For comparison, the proposed method was tested against other common control strategies, such as fuzzy sliding mode control and fuzzy active disturbance rejection control. Under undisturbed conditions, all methods maintained the deflection angle near 0 rad. However, with disturbances, the fuzzy sliding mode and fuzzy active disturbance rejection controls resulted in significant deflection angles that failed to return to zero, while the PSO-optimized fuzzy PID control minimized deflection and ensured rapid recovery. This superiority is attributed to the dynamic parameter adjustment enabled by PSO, which adapts to the specific challenges of solar panel cleaning.
Finally, a prototype test was conducted by integrating the PSO-optimized fuzzy PID controller into the robot’s STM32F407IGT6 main control board. The system used a 24V20AH lithium battery and a tilt sensor with 0.01° precision to monitor deflection. Results showed that the controller reduced the overall deflection angle compared to uncontrolled operation, with quick recovery after encountering obstacles at 4.0–5.0 s and 7.0–8.0 s. This confirms the practical applicability of the method for solar panel cleaning robots. Additionally, cleaning efficiency was measured with an initial dust accumulation of 10 g/m² and a cleanliness threshold of 92% transmittance. The optimized controller achieved a cleaning efficiency of 94.22%, an 8.56% improvement over the uncontrolled baseline, highlighting its effectiveness in maintaining solar panel performance.

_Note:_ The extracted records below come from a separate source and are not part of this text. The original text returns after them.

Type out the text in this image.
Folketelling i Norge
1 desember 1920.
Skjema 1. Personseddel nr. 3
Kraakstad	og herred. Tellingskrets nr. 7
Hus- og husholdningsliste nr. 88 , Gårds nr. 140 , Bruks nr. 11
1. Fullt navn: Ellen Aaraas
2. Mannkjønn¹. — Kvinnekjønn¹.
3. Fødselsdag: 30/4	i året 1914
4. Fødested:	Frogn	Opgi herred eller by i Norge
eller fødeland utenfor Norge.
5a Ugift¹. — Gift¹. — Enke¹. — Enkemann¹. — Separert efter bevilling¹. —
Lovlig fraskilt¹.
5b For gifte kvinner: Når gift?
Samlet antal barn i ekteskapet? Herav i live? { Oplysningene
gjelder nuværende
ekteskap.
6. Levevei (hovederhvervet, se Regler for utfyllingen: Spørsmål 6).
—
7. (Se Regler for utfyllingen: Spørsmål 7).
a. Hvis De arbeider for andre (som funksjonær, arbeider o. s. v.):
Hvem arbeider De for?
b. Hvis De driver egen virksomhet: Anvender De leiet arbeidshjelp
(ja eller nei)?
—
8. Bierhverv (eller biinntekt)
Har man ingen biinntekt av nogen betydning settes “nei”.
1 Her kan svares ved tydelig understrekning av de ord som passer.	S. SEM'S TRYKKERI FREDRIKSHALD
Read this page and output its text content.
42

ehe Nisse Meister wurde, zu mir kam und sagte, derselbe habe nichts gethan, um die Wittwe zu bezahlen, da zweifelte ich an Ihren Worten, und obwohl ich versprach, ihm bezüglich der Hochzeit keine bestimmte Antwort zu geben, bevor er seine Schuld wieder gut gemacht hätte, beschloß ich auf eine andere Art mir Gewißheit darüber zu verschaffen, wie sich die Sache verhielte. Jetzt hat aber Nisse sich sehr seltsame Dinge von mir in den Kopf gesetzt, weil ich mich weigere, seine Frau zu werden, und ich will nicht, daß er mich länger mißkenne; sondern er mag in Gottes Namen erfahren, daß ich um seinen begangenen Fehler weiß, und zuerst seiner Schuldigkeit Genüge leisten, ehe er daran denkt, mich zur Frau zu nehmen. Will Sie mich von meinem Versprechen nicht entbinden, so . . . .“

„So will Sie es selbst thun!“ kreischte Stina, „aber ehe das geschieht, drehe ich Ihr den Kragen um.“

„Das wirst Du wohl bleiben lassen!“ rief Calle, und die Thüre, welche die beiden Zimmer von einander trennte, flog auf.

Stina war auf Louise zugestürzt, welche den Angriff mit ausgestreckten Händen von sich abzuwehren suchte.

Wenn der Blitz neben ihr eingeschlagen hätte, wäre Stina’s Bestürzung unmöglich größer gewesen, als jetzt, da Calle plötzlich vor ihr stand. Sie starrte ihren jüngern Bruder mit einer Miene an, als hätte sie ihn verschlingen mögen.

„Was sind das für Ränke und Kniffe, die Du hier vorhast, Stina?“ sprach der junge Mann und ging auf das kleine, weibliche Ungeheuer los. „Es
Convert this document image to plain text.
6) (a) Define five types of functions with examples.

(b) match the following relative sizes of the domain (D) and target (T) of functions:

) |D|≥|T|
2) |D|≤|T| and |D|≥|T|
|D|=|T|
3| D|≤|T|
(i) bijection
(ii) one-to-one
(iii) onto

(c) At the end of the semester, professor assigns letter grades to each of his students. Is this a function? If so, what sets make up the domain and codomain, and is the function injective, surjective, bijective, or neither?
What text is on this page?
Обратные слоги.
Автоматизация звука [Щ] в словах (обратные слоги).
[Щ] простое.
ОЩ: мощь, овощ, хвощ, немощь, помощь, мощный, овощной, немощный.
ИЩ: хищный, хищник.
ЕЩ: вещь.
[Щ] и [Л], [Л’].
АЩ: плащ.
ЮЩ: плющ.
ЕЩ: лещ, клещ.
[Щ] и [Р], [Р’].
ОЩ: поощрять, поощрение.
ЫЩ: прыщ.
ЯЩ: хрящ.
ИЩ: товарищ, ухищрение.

Conclusion and Future Work
In this study, a PSO-optimized fuzzy PID control method was developed to address the anti-deflection motion control of solar panel cleaning robots. By optimizing the quantization and scaling factors of the fuzzy PID controller, the approach enhanced stability and responsiveness, enabling the robot to maintain a deflection angle near 0 radians under various conditions. Simulation and prototype tests demonstrated that the method outperforms traditional controls, such as fuzzy sliding mode and fuzzy active disturbance rejection, in terms of deflection minimization and recovery speed. Moreover, it significantly improved cleaning efficiency to 94.22%, making it a valuable solution for maintaining solar panels in photovoltaic power stations. The integration of PSO allows for real-time adaptation to dynamic environments, which is crucial for large-scale solar panel arrays where consistency and reliability are paramount.
Despite these promising results, there are limitations to this work. For instance, the experiments were conducted on a limited section of solar panels, and the controller’s performance across diverse panel configurations and environmental conditions requires further validation. Future research will focus on expanding the testing scope to include various solar panel layouts and real-world scenarios, such as different tilt angles and weather conditions. Additionally, we plan to explore other optimization algorithms, like genetic algorithms or neural networks, to further enhance the controller’s capabilities. Improvements in sensor integration and machine learning could also enable predictive control for better handling of unexpected obstacles on solar panels. Ultimately, this research aims to contribute to the development of more efficient and autonomous cleaning systems for solar energy infrastructure, supporting the global transition to renewable energy.